The media create a mystique of infallibility of people they anoint as experts. It is only polite for a financial reporter on TV to treat an expert with respect on live TV, which gets replayed on TV and the internet. However, even though reporters may have the best of intentions, in giving great financial minds the respect they are due for their track record in the past, the financial media inadvertently portray sources as gurus without giving you everything you need to know to invest wisely.
For example, Jeremy Grantham, a great investor who built a company managing more than $100 billion, has been interviewed on financial TV often recently saying the U.S. stock market is in a “superbubble.”
Mr. Grantham is hugely successful and has made prescient investing calls in the past, investing in timber forests early before they soared in value, for example. But can you trust the advice of gurus?
The red line in this chart highlights the valuation placed on the Standard & Poor’s 500 stock index in the last stock market bubble of 1999 and early 2000, and the small red line on the upper right highlights the valuation of the S&P 500 as of March 4. 2022.
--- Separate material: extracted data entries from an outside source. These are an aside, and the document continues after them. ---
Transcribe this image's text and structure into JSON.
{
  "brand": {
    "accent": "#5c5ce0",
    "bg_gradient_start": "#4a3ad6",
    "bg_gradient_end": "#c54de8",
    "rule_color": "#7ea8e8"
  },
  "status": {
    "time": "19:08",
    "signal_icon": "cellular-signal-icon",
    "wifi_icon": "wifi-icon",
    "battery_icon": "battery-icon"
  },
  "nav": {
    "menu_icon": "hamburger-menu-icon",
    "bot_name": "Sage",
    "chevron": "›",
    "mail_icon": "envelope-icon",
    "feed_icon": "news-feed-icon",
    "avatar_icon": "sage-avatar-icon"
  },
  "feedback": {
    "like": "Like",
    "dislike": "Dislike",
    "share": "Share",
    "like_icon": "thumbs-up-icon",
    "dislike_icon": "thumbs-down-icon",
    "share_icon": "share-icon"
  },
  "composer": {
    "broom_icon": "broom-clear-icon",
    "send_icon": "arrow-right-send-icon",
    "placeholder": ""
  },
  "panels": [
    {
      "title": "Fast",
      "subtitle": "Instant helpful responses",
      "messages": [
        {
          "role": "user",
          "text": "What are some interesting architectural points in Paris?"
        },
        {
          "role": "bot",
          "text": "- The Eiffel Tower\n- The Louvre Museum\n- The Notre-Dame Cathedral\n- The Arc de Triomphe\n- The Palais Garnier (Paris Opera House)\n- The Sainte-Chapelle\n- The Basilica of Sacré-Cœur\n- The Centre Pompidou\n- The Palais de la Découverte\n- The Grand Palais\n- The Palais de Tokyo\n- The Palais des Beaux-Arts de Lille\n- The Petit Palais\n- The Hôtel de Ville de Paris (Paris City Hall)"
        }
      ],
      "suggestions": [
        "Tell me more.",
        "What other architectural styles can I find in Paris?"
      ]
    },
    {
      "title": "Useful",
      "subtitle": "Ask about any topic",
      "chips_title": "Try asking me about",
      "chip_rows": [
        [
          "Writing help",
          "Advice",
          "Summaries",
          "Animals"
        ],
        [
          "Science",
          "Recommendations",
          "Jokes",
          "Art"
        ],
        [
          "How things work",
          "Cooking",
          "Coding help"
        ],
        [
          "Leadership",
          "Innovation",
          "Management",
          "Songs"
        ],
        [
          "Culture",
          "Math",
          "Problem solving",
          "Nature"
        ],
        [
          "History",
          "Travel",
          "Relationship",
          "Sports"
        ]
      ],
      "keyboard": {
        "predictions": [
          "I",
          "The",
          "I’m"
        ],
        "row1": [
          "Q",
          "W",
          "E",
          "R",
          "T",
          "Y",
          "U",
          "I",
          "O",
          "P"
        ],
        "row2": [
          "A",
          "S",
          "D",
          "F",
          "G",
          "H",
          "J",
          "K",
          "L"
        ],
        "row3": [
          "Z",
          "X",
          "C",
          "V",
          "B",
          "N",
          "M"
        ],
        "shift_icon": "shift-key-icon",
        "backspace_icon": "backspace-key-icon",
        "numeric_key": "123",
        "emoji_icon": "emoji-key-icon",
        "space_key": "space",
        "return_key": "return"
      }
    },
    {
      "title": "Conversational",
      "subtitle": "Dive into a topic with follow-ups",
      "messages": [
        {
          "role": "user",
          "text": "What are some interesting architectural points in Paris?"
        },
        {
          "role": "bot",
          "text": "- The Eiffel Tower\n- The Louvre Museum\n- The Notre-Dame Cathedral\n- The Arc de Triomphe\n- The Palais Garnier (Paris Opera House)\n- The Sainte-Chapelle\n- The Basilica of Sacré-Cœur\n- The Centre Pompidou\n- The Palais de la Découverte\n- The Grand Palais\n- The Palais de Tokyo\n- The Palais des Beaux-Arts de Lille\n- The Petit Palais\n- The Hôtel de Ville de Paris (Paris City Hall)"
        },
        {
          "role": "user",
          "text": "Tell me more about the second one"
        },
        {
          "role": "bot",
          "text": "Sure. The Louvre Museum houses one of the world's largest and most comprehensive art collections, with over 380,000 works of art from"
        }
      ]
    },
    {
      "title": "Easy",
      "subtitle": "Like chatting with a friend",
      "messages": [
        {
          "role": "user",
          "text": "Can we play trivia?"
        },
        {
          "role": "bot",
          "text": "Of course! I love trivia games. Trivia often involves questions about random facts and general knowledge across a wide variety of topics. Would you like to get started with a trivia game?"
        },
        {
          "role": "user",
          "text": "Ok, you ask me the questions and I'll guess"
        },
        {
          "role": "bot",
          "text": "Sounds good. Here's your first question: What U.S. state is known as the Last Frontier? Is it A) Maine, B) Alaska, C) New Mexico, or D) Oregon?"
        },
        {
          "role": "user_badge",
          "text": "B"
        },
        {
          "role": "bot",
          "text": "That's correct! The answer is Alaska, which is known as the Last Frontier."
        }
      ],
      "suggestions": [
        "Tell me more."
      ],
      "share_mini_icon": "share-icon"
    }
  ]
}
Jeremy Grantham is a guru on investing, but stock values are not out of line with the long-term trend line of 10% annualized return over the long run dating back to 1871. The 10% trendline comes from another Jeremy, Prof. Jeremy Siegel, author of a seminal book about investing, “Stocks for the Long Run.”
You do not need to be a guru to be a financial advice professional, but you do need to be able to see the trouble with financial news in today’s world.